Para Pequim poucas questões são mais importantes do que a segurança alimentar. Durante séculos, os governos enfrentaram o desafio de alimentar uma população grande e em expansão.
Secas, inundações e fomes aparecem com destaque em toda a história da China – e rebeliões lançadas por camponeses famintos derrubaram várias dinastias imperiais.
A última tentativa do governo de afastar as preocupações sobre preços e oferta parece estar saindo de controle.
Uma carta sobre o estoque de alimentos do Ministério do Comércio da China gerou pânico de compra entre o público e especulações online frenéticas na última semana.
Aparentemente, o aviso não parece muito diferente das diretrizes típicas que o governo chinês enviou no passado, enfatizando a necessidade de aumentar o abastecimento.
O texto ordena às autoridades locais que garantam que seus cidadãos tenham um “suprimento adequado” de produtos essenciais neste inverno.
Ordena os governos a manter os custos dos alimentos estáveis – um ponto de preocupação nas últimas semanas, pois o clima extremo, a escassez de energia e as restrições da Covid-19 ameaçam o fornecimento.
As instruções da segunda-feira (1º) atraiu a atenção dos chineses como poucos outros avisos do governo fizeram.
Porque em parte inclui linguagem rara sobre a necessidade de as autoridades locais encorajarem as famílias a estocarem as “necessidades diárias”. Muitos interpretaram como um aviso pessoal.
O governo “não nos disse para estocar produtos nem quando o surto de Covid começou no início de 2020”, escreveu um usuário do serviço Weibo, app semelhante ao Twitter.
A ação aumentou desde então.
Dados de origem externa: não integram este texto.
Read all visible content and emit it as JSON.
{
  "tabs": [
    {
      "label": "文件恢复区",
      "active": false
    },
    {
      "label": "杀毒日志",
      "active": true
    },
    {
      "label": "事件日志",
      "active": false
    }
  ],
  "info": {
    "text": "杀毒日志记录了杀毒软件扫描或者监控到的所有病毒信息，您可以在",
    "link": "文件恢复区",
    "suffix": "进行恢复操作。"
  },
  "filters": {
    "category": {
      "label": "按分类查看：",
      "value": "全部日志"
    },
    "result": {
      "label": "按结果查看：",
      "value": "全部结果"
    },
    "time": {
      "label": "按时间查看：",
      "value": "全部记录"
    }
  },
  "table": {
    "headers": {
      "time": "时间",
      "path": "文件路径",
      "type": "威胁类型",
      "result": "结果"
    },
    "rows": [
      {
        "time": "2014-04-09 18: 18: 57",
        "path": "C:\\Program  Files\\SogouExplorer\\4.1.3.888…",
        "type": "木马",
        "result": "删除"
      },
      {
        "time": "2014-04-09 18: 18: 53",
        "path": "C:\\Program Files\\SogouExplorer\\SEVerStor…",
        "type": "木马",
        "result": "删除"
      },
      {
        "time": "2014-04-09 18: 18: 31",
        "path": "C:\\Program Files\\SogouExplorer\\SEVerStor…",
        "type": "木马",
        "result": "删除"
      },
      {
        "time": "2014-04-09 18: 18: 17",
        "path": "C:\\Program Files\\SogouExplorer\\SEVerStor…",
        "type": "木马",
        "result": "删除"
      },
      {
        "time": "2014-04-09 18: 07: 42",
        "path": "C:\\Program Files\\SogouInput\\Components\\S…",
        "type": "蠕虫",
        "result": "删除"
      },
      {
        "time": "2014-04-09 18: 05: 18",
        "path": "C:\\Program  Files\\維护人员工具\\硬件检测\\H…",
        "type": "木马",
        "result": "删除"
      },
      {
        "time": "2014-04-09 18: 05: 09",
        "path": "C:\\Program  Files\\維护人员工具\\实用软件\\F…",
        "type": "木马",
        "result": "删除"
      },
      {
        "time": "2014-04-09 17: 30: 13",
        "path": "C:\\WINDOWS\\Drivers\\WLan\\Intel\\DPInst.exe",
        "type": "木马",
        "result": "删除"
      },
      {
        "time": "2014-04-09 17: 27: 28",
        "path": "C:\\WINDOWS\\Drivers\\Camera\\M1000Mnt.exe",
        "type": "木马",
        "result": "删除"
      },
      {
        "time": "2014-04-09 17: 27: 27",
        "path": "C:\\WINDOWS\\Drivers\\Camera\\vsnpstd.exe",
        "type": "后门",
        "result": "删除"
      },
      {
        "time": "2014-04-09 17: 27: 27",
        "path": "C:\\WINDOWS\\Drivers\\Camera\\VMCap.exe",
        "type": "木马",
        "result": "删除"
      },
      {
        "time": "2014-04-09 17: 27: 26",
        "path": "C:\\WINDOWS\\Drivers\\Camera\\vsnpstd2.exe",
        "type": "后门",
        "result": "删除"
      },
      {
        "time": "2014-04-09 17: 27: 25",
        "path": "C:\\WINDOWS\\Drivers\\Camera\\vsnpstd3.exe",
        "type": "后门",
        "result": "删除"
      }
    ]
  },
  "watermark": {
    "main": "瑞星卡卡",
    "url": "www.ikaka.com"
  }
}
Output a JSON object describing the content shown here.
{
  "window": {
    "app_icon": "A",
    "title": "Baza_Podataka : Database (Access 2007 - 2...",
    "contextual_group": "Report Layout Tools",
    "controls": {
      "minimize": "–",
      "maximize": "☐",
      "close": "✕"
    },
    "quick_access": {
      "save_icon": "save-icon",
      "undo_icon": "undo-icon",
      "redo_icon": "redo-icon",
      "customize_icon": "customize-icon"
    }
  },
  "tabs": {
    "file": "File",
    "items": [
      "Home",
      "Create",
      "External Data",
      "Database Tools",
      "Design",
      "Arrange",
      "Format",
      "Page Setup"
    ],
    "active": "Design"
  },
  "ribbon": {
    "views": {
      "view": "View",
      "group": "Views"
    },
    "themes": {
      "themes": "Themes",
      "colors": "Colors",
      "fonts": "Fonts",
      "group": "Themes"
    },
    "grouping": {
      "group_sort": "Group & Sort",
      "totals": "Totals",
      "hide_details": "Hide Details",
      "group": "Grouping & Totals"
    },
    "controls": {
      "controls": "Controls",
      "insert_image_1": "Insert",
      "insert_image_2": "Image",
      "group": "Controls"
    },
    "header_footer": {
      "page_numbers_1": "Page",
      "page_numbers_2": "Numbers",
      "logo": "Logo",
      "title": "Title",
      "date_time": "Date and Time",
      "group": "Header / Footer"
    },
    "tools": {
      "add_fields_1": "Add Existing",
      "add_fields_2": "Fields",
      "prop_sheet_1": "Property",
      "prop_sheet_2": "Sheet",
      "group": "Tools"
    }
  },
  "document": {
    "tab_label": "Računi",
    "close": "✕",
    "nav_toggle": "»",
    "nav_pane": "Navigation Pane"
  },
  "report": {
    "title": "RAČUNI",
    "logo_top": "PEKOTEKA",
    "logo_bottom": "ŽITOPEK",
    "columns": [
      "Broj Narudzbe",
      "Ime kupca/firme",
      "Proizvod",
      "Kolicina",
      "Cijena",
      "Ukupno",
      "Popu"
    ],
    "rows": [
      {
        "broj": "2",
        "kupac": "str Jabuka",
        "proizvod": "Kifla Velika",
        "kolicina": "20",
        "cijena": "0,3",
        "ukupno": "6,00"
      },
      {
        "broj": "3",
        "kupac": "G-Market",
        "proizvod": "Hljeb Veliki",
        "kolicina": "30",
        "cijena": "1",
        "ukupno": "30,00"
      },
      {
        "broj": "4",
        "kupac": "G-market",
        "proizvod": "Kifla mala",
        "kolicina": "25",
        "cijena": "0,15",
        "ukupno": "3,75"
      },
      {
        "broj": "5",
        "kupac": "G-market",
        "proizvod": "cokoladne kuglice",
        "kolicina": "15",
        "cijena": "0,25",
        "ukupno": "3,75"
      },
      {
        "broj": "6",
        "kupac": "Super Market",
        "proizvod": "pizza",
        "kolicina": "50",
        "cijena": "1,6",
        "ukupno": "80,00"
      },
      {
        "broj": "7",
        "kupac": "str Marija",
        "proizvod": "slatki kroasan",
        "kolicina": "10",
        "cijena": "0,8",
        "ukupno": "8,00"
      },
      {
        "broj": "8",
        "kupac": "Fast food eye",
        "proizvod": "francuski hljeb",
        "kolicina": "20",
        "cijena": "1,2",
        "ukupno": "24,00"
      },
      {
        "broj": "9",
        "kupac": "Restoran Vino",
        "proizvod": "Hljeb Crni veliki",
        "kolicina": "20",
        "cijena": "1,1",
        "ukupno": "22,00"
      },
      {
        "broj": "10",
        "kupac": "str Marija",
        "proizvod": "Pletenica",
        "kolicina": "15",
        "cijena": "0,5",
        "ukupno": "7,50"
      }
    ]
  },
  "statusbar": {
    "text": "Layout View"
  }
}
Um vídeo postado no Weibo pela revista estatal China News Weekly mostrou longas filas de compradores em supermercados em Changzhou, uma cidade na província de Jiangsu.
Seus carrinhos estavam cheios de produtos e outros suprimentos empilhados, enquanto as prateleiras das lojas estam vazias.
Questão delicada no país
A comida é uma questão muito delicada na China. A Grande Fome Chinesa durante as décadas de 1950 e 60 levou à morte cerca de dezenas de milhões de pessoas. A tragédia permanece na memória de muitos no país.
Mesmo a economia da China tendo passado por uma transformação dramática, as preocupações com a segurança alimentar persistem: o governo, por exemplo, revelou recentemente um “plano de ação” encorajando as pessoas a não pedirem mais comida do que precisam e a denunciar restaurantes que desperdiçam comida.
O desconforto causado pelo aviso do Ministério do Comércio foi extraordinariamente intenso.
Especulações desenfreadas vincularam o pedido de estoques de alimentos às tensões crescentes entre Pequim e Taipei. A China considera Taiwan uma “parte inseparável” de seu território, embora o Partido Comunista Chinês nunca tenha governado a ilha autônoma.
Porém, não há, absolutamente nada para demostrar que os rumores de que a China está se preparando para uma guerra iminente seja infundada.
O pânico online sugere alguma tensão crescente, de acordo com Willy Lam, professor adjunto do Departamento de História da Universidade Chinesa de Hong Kong.
“É um reflexo da situação geopolítica tensa entre a China e os países vizinhos”, disse ele.
Lam também apontou várias preocupações econômicas que podem estar contribuindo para a turbulência.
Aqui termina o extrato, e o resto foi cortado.